Grant Samuel’s report on Australia-based GWA’s $118 million takeover offer for Methven is a sorry reminder of how poorly the New Zealand-based tap maker has performed for investors.

The shares were floated at $1.43 in November 2004, reached around $2.50 in 2007 and since then haven’t got above $2. Grant Samuel values them now at $1.41-$1.60. GWA is offering $1.60 per share and will also allow shareholders to receive a 5 cents per share first-half dividend, effectively valuing the offer at $1.65 per share.

“Over the last five financial years, Methven has achieved a low compound annual growth rate (CAGR) of 2.7 percent, highlighting the challenges of revenue growth in its existing markets,” the independent valuer says in its report.

The company’s poor performance over recent years comes despite a building boom.

Methven’s New Zealand sales fell 7.2 percent in the year ended March 2018, although it lifted ebit slightly to $4.3 million from $4.2 million the previous year. 

Methven’s profit margins are highest in New Zealand – its earnings before interest and tax margin improved from 12 percent in 2017 to 13.3 percent in 2018. Margins in Australia, where Methven made 39 percent of ebit, improved from 7.5 percent in 2017 to 9.6 percent in 2018.

And in Britain, where the company earned 14 percent of ebit, margins rose from just 4.5 percent in 2017 to 5.4 percent in 2018.

Grant Samuel notes that Methven shares have underperformed the S&P/NZX 50 Index since early 2017 “in part due to Methven’s lack of growth in revenue and earnings and the company missing its market guidance in 2017.”

There are a few areas of optimism in the report. “Methven’s recent growth in China is promising, but it is too early to tell if the long-term strategy in Asia will be effective,” Grant Samuel says. “If Methven can grow in China and throughout Asia, it will diversify its revenue and provide exposure to a fast-growing region.”

Methven entered the Chinese market in 2017. Sales revenue there in the year ended March 2018 was just $1.4 million. The New Zealand market went from providing 65 percent of earnings before interest and tax (ebit) in 2014 to 40 percent in 2018.

Methven will also benefit from the fact most of its local sales come from the building renovation market, not from new house builds. 

“The size and value of the renovation and alterations building consent market is relatively consistent year-on-year and is less sensitive to economic cycles,” the Grant Sanuel report says.

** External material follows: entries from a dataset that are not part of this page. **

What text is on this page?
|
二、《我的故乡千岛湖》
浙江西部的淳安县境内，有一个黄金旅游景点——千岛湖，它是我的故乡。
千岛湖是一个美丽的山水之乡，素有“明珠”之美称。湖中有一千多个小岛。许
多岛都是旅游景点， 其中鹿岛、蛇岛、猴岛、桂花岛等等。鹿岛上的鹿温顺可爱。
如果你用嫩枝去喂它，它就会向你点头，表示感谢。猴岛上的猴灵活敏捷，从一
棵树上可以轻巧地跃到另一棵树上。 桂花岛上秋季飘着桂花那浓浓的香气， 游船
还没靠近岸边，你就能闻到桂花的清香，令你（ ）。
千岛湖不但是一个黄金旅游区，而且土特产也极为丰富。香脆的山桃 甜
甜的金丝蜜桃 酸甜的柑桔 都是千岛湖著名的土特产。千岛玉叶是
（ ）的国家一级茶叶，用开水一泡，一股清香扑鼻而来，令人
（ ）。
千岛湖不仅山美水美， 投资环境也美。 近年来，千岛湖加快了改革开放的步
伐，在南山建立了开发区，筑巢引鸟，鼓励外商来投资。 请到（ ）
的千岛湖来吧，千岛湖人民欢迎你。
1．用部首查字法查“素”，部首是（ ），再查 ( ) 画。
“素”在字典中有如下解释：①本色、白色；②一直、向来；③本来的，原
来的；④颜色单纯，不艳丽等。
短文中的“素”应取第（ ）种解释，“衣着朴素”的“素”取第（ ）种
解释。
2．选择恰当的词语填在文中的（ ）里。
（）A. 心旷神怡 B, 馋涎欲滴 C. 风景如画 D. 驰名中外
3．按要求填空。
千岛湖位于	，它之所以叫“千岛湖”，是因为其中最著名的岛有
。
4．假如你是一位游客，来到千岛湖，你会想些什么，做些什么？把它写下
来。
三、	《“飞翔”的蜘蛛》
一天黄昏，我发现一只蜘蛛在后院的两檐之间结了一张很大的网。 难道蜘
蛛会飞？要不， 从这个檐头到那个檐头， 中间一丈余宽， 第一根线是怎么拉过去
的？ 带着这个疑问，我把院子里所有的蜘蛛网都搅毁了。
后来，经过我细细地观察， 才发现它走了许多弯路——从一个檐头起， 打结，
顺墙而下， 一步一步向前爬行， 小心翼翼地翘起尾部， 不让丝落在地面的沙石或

Over the past 10 years, that part of the market has achieved a compound annual growth rate of about 3 percent a year.

Meanwhile Methven has also cut its costs by $800,000 with its “Fit 4 The Future” efficiency initiatives, and there’s more to come, Grant Samuel says. The full benefits of “Fit 4 The Future” won’t be realised until 2020 and beyond, the report says.

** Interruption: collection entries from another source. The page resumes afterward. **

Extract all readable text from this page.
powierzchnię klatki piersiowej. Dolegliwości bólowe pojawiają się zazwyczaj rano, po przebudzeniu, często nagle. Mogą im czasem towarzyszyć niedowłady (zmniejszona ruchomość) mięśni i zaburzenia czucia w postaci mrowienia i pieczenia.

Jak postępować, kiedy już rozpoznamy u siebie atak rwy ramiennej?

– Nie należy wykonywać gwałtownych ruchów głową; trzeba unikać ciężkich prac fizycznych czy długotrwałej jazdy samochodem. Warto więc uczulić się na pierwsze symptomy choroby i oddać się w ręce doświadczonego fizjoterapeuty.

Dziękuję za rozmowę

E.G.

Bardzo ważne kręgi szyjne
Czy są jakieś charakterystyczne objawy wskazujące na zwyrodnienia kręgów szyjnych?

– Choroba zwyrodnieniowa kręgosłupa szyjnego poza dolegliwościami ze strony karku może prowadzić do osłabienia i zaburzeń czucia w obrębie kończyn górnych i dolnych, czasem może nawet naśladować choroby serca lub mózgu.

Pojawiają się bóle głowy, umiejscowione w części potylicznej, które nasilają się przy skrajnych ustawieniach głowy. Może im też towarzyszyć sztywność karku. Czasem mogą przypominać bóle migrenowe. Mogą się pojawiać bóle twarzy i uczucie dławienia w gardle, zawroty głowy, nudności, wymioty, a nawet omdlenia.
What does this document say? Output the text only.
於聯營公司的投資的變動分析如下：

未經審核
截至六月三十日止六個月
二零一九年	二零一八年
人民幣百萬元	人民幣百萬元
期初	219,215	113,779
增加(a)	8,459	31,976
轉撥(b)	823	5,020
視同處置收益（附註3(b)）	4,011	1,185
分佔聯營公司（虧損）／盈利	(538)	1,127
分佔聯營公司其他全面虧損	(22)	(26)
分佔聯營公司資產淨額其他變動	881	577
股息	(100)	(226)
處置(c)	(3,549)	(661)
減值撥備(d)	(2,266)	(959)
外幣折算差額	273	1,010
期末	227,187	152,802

The GWA takeover has a good chance of succeeding given that 19.9 percent shareholder Brendan Lindsay is supporting GWA’s offer and directors have committed another 2.1 percent and have unanimously recommended that other shareholders accept the deal.

Because the offer is via a scheme of arrangement, to secure control GWA needs the support of shareholders owning 75 percent of shares voted at a special meeting set for Tuesday, March 12. That is a lower barrier than the 90 percent threshold for a takeover offer under the Takeovers Code.